Nach den Worten Scharons geht es darum, dass der Staat „jüdisch und demokratisch“ bleibt: Er fürchtete eine muslimische Mehrheit, die entweder zum Erlöschen des jüdischen Staates führen oder diesen entdemokratisieren würde, da eine jüdische Minderheit über eine palästinensische Mehrheit herrschen würde. Deswegen werden große jüdische Siedlungsblöcke, die mitten im Westjordanland liegen, durch die neue Grenzziehung dem israelischen Kernland zugeschlagen. Palästinensische Dörfer dagegen werden oft von ihrem Umland getrennt.

Und dann gibt es noch die vielen Mauern, die die Reichen vor den Armen schützen sollen, die Globalisierungsgewinner von den Verlierern. Die Mauer zwischen dem vergleichsweise wohlhabenden Costa Rica und Nicaragua ist dafür ein Beispiel oder, im kleineren Maßstab, die vielen „Gated Communities“ weltweit – Siedlungen, in denen sich Reiche aus Angst vor den Armen selbst einmauern. Die größte Mauer dieser Art wird aber das – meist körperlose – Gebilde sein, das die Festung Europa umgeben soll und nicht nur die nordafrikanischen Enklaven einzäunt. Egal ob aus Afrika, den ehemaligen UdSSR-Gebieten oder dem Nahen Osten: Flüchtlinge sollen keine Chance haben.
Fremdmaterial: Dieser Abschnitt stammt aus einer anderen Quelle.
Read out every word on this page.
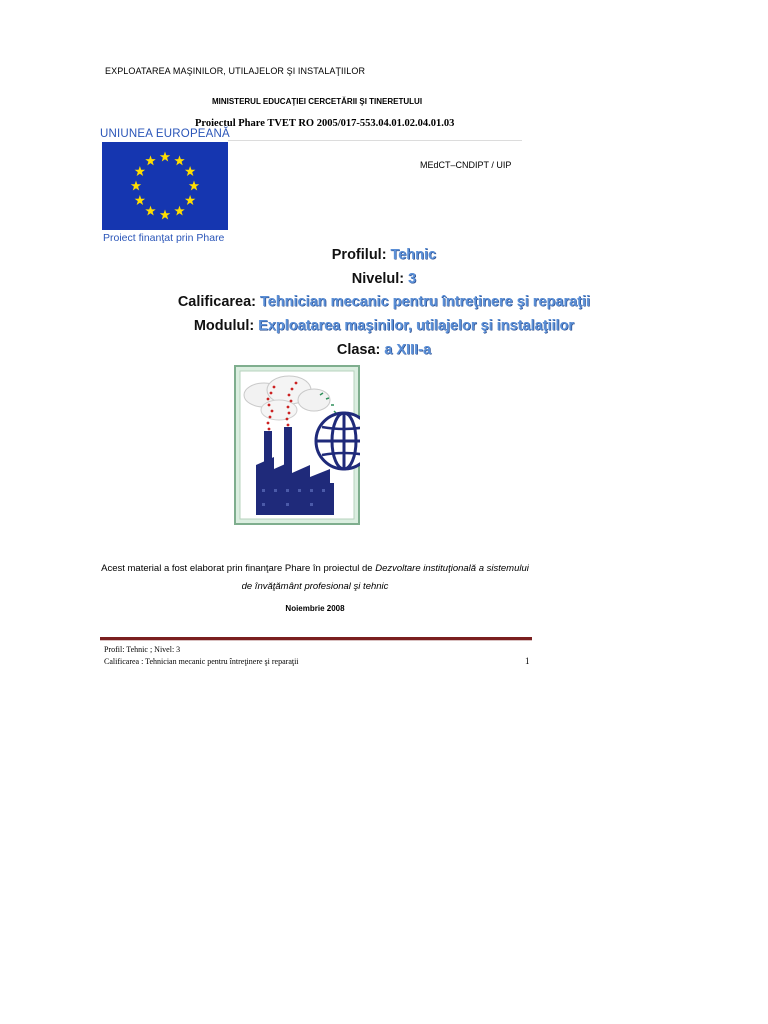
EXPLOATAREA MAŞINILOR, UTILAJELOR ŞI INSTALAŢIILOR
MINISTERUL EDUCAŢIEI CERCETĂRII ŞI TINERETULUI
Proiectul Phare TVET RO 2005/017-553.04.01.02.04.01.03
UNIUNEA EUROPEANĂ
Proiect finanţat prin Phare
MEdCT–CNDIPT / UIP
Profilul: Tehnic
Nivelul: 3
Calificarea: Tehnician mecanic pentru întreţinere şi reparaţii
Modulul: Exploatarea maşinilor, utilajelor şi instalaţiilor
Clasa: a XIII-a
Acest material a fost elaborat prin finanţare Phare în proiectul de Dezvoltare instituţională a sistemului de învăţământ profesional şi tehnic
Noiembrie 2008
Profil: Tehnic ; Nivel: 3
Calificarea : Tehnician mecanic pentru întreţinere şi reparaţii	1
Besser sie werden in Nordafrika interniert oder gar in der Wüste ausgesetzt, als dass sie etwas von unserem Reichtum bekommen.

Interessanterweise fing die deutsche Politik an, die Voraussetzungen für dieses Bollwerk zu schaffen, als man gerade das Gefühl hatte, alle Mauern der Welt friedlich stürzen zu können.

Das mentale Fundament der europäischen Mauer ist der Asylkompromiss von 1993, der die faktische Abschaffung des Asylrechts in dem Land der EU einläutete, das bis dahin die meisten Flüchtlinge aufgenommen hatte.

Jede große historische Mauer fiel irgendwann oder verlor ihren Sinn. Sie konnten keine Probleme lösen oder alleine die Sicherheit gewährleisten. Das chinesische Kaiserreich wurde 1644 von den Mandschuren erobert, nachdem der chinesische General Wu Sangui ihnen ein Tor geöffnet hatte. Zuvor hatten Rebellen dem letzten Ming-Kaiser die Macht entrissen, Wus Vater getötet und seine Konkubine vergewaltigt.

Auch die römischen Grenzanlagen wie der Limes in Germanien und der Hadrianswall in Britannien konnten das Imperium nicht vor dem Zerfall schützen oder gar die folgende Völkerwanderung verhindern.

So werden auch die modernen Mauern trotz aller Hightech-Elemente keine Probleme lösen. Sie werden sie verschlimmern. Stacheldraht und Beton können eine gerechte Politik nicht ersetzen, die nicht auf Ausgrenzung baut.